After being hacked for major accounts like Gmail Chinese activists for human rights, the search engine, backed by the United States had indirectly accused Beijing of having covered these attacks, triggering a economic and diplomatic conflict. Google had announced it would cease to censor its search results as required by Chinese law, exposing themselves to a threat of outright closure of its operations in China.
A strange compromise had finally emerged: Google is now channeled the searches by his Chinese Hong Kong version, which is not subject to censorship. After several months of calm, the search has again accused China in early March to try to spy or to block the messages exchanged through Gmail.
The answer came from the People's Daily, the official organ of the Chinese Communist Party: In an editorial in the March 4, the newspaper likened Google to the East India Company, the spearhead of British imperialism in China in the nineteenth century . Baidu, the search engine most used in China, also has its mapping service.
But does not face the same problems. Besides its proximity to the government, the search has taken a preventive measure to avoid original critical equivalent of Google Street View: Baidu is simply replaced by his photographs of landscapes drawn reconstructions that are reminiscent of the game Sim City.
According to the official Xinhua agency, which does not specifically name Google mapping services online since 2008 have committed more than 1,000 violations of the law, including the release of confidential information and errors in the Boundary the country.

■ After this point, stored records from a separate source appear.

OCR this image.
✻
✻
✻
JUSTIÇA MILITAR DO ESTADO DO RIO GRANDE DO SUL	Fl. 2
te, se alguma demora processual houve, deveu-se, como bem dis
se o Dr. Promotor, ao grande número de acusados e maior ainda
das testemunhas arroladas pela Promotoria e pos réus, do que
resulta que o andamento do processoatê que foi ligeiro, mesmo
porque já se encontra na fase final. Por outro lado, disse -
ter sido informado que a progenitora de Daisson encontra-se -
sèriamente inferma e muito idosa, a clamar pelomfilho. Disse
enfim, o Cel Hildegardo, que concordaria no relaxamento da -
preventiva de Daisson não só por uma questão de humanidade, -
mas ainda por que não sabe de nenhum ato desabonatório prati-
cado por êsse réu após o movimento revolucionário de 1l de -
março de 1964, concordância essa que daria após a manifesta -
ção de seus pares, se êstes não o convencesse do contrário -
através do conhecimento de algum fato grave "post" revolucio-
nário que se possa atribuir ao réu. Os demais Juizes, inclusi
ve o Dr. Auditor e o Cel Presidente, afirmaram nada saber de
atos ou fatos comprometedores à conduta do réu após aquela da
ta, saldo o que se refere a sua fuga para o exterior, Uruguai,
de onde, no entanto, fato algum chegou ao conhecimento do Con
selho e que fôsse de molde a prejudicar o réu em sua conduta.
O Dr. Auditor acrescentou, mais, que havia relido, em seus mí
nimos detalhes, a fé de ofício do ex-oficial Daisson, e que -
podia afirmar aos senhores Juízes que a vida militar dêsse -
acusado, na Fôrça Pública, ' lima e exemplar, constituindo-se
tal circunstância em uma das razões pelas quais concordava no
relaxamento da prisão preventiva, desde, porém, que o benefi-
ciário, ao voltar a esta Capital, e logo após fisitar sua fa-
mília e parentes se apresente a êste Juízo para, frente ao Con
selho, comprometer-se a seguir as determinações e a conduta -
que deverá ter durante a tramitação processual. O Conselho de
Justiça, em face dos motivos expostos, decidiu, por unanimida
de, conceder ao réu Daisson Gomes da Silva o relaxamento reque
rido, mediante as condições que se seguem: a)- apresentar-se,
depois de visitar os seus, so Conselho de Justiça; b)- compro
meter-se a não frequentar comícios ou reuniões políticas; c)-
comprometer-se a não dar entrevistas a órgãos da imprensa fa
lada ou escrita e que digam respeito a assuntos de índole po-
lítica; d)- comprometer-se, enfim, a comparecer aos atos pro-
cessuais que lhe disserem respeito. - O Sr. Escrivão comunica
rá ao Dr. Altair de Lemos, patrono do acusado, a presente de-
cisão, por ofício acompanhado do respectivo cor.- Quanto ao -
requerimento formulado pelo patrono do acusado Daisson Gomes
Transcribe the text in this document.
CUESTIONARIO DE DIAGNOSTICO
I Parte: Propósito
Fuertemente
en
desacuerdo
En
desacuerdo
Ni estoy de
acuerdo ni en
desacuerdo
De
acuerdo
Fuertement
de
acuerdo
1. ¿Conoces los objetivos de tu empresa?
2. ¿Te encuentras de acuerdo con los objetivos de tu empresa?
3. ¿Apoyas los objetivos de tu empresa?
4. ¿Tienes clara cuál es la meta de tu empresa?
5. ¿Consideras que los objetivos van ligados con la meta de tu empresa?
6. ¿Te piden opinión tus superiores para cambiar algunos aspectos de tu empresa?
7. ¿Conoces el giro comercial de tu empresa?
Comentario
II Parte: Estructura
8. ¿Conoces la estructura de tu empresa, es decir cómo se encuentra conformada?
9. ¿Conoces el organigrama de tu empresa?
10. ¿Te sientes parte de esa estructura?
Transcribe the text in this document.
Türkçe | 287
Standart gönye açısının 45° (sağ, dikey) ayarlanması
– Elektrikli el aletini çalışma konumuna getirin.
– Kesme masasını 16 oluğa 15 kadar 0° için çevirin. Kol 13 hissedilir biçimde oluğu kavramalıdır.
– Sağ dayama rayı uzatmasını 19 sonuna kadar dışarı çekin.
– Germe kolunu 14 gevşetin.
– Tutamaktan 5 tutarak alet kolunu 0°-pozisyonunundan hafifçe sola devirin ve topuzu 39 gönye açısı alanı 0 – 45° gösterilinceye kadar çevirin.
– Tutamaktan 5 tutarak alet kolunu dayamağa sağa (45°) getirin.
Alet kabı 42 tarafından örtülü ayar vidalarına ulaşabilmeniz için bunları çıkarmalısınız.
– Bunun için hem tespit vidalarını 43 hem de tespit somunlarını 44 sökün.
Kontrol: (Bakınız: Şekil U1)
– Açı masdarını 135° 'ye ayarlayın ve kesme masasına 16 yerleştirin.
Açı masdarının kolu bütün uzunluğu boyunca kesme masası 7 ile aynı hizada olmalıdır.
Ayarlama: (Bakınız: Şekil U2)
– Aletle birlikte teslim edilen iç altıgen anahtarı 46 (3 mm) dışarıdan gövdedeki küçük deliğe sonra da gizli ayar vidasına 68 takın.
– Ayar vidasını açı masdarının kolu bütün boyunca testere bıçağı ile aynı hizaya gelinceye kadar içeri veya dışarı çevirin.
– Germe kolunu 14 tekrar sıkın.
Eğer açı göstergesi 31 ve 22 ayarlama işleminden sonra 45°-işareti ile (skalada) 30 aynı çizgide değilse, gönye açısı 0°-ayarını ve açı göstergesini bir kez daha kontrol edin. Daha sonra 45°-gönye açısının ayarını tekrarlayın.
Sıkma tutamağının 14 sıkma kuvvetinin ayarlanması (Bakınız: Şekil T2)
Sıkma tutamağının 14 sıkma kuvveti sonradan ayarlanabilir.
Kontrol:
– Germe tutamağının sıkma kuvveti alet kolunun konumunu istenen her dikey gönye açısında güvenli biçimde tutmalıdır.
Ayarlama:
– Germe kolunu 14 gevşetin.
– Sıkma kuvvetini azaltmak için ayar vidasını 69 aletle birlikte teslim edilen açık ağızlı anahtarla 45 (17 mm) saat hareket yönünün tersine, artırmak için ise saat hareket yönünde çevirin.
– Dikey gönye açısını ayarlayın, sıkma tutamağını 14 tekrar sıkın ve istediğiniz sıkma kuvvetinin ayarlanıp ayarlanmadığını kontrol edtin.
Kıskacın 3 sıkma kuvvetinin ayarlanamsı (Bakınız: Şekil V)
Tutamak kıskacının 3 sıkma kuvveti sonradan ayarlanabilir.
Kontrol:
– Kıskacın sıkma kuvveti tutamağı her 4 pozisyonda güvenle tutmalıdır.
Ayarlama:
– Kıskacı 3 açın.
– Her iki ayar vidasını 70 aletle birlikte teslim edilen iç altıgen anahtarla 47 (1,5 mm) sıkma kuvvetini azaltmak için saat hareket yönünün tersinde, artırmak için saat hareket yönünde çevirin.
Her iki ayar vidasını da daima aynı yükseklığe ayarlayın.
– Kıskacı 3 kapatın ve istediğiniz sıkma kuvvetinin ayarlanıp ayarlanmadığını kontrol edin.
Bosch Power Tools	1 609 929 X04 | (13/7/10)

Errors that were not always to the disadvantage of the People's Republic of China last year, the Indian state of Arunachal Pradesh, claimed by Beijing, had seen all place names in Mandarin move suddenly.
But mistrust of the Chinese state to mapping services is old. Since 2008, the government filed suit against the systematic mapping sites. Some were accused of subversive acts including because it lists Taiwan as a country. ARM OF IRON AND ECONOMIC POLICY Google and Beijing are engaged in a standoff that has seen many developments since last year.
After being hacked for major accounts like Gmail Chinese activists for human rights, the search engine, backed by the United States had indirectly accused Beijing of having covered these attacks, triggering a economic and diplomatic conflict. Google had announced it would cease to censor its search results as required by Chinese law, exposing themselves to a threat of outright closure of its operations in China.
A strange compromise had finally emerged: Google is now channeled the searches by his Chinese Hong Kong version, which is not subject to censorship. After several months of calm, the search has again accused China in early March to try to spy or to block the messages exchanged through Gmail.
The answer came from the People's Daily, the official organ of the Chinese Communist Party: In an editorial in the March 4, the newspaper likened Google to the East India Company, the spearhead of British imperialism in China in the nineteenth century . Baidu, the search engine most used in China, also has its mapping service.
But does not face the same problems. Besides its proximity to the government, the search has taken a preventive measure to avoid original critical equivalent of Google Street View: Baidu is simply replaced by his photographs of landscapes drawn reconstructions that are reminiscent of the game Sim City.